To determine the efficacy of cooking food in iron pots to prevent anemia in premature infants, a longitudinal study on iron nutritional status was conducted in preterm, healthy infants from families of low socioeconomic level between mo 4 and 12 of life. The infants were divided randomly into two groups. The study group consisted of 22 infants whose food was cooked in iron pots; the control group consisted of 23 infants whose food was cooked in aluminum pots. Supplemental iron [2 mg/(kg.d)] was recommended from 15 d to 12 mo of age for both groups. At 12 mo of age, the group fed food cooked in iron pots had significantly better hematologic values than the group fed food cooked in aluminum pots. Differences included hemoglobin (116 +/- 16 vs. 103 +/- 20 g/L, P = 0.02), hematocrit (0.35 +/- 0.04 vs. 0.31 +/- 0.05, P = 0.005), mean corpuscular volume (72.1 +/- 10.4 vs. 62.7 +/- 11.1 fL, P = 0.005), free erythrocyte protoporphyrin (0.78 +/- 0.60 vs. 1.46 +/- 0.94 mol/L, P = 0.006) and serum ferritin (median 5 vs. 0 g/L, P = 0.001). No significant differences between groups were observed in serum iron concentration, total iron-binding capacity or transferrin saturation. Iron deficiency anemia (hemoglobin </= 110 g/L) was observed in 36.4% (8 of 22) of infants in the group fed food cooked in iron pots and in 73.9% (17 of 23) of the infants fed food cooked in aluminum pots (P = 0.03). These results indicate that the iron added to food cooked in iron pots is bioavailable. However, this increased iron availability was insufficient to satisfy the high iron requirements of this group of preterm infants.
为确定用铁锅烹饪食物预防早产儿贫血的效果,对社会经济水平较低家庭的健康早产婴儿在出生后4至12个月进行了一项铁营养状况纵向研究。
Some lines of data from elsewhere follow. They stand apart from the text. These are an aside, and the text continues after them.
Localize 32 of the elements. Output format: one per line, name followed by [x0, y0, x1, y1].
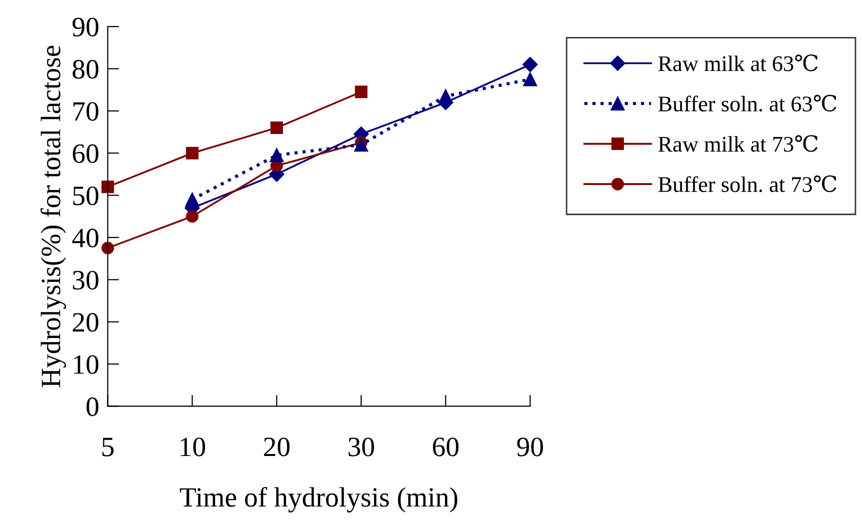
point: [270, 148, 284, 162]
x-tick-label: 90: [517, 438, 543, 456]
x-tick-label: 20: [264, 438, 290, 456]
point: [270, 122, 283, 134]
point: [354, 138, 368, 152]
point: [523, 72, 538, 86]
y-tick-label: 30: [72, 270, 98, 290]
y-tick-label: 20: [72, 313, 98, 332]
y-axis-title: Hydrolysis(%) for total lactose: [40, 46, 66, 388]
y-tick-label: 50: [73, 186, 98, 206]
point: [522, 56, 538, 72]
point: [186, 210, 198, 223]
y-tick-label: 80: [72, 60, 98, 79]
x-tick-label: 30: [348, 438, 374, 456]
point: [354, 86, 368, 98]
point: [438, 89, 453, 104]
y-tick-label: 10: [74, 355, 98, 374]
legend-label: Raw milk at 63℃: [658, 54, 818, 72]
y-tick-label: 90: [72, 18, 98, 36]
y-tick-label: 0: [86, 397, 98, 416]
legend-label: Raw milk at 73℃: [658, 135, 818, 152]
legend-label: Buffer soln. at 63℃: [658, 94, 836, 112]
x-tick-label: 10: [180, 438, 206, 456]
x-axis-title: Time of hydrolysis (min): [180, 486, 458, 513]
y-tick-label: 70: [73, 102, 98, 121]
point: [185, 192, 200, 206]
legend-label: Buffer soln. at 73℃: [658, 175, 836, 192]
x-tick-label: 60: [432, 438, 458, 456]
y-tick-label: 60: [72, 144, 98, 164]
x-tick-label: 5: [102, 438, 114, 456]
point: [186, 146, 198, 160]
y-tick-label: 40: [72, 228, 98, 248]
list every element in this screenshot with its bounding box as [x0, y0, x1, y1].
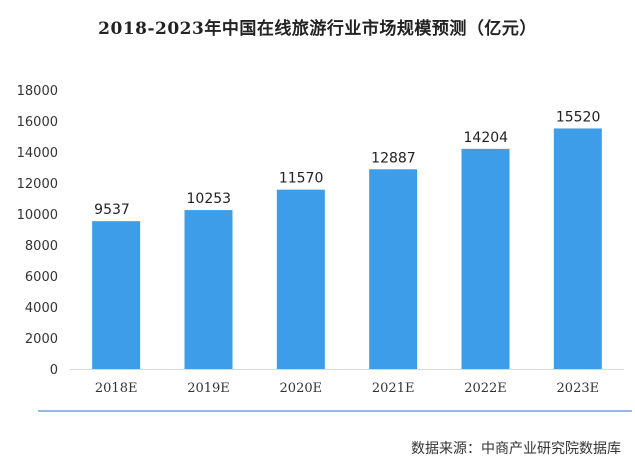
data-label: 15520	[556, 109, 601, 125]
y-tick-label: 14000	[17, 146, 58, 161]
source-note: 数据来源：中商产业研究院数据库	[411, 441, 621, 457]
y-tick-label: 2000	[25, 332, 58, 347]
data-label: 11570	[279, 171, 324, 187]
y-tick-label: 4000	[25, 301, 58, 316]
y-tick-label: 8000	[25, 239, 58, 254]
data-labels: 9537 10253 11570 12887 14204 15520	[94, 109, 600, 218]
x-tick-label: 2022E	[464, 381, 507, 396]
bar	[92, 221, 141, 369]
x-tick-label: 2021E	[372, 381, 415, 396]
bar	[184, 210, 233, 369]
bar-series	[92, 128, 602, 369]
data-label: 14204	[464, 130, 509, 146]
y-tick-label: 18000	[17, 84, 58, 99]
x-tick-label: 2023E	[557, 381, 600, 396]
x-axis: 2018E 2019E 2020E 2021E 2022E 2023E	[95, 381, 599, 396]
data-label: 12887	[371, 150, 416, 166]
bar	[276, 189, 325, 369]
data-label: 9537	[94, 202, 130, 218]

婴儿被随机分为两组。研究组由22名食物用铁锅烹饪的婴儿组成;对照组由23名食物用铝锅烹饪的婴儿组成。两组均建议从15天至12个月龄补充铁剂[2毫克/(千克·天)]。在12个月龄时,食用用铁锅烹饪食物的组血液学指标明显优于食用用铝锅烹饪食物的组。差异包括血红蛋白(116±16与103±20克/升,P = 0.02)、血细胞比容(0.35±0.04与0.31±0.05,P = 0.005)、平均红细胞体积(72.1±10.4与62.7±11.1飞升,P = 0.005)、游离红细胞原卟啉(0.78±0.60与1.46±0.94微摩尔/升,P = 0.006)和血清铁蛋白(中位数5与0克/升,P = 0.001)。两组在血清铁浓度、总铁结合力或转铁蛋白饱和度方面未观察到显著差异。食用用铁锅烹饪食物组的婴儿中有36.4%(22例中的8例)患缺铁性贫血(血红蛋白≤110克/升),食用用铝锅烹饪食物组的婴儿中有73.9%(23例中的17例)患缺铁性贫血(P = 0.03)。这些结果表明,添加到用铁锅烹饪食物中的铁是可生物利用的。然而,这种增加的铁利用率不足以满足这组早产婴儿对铁的高需求。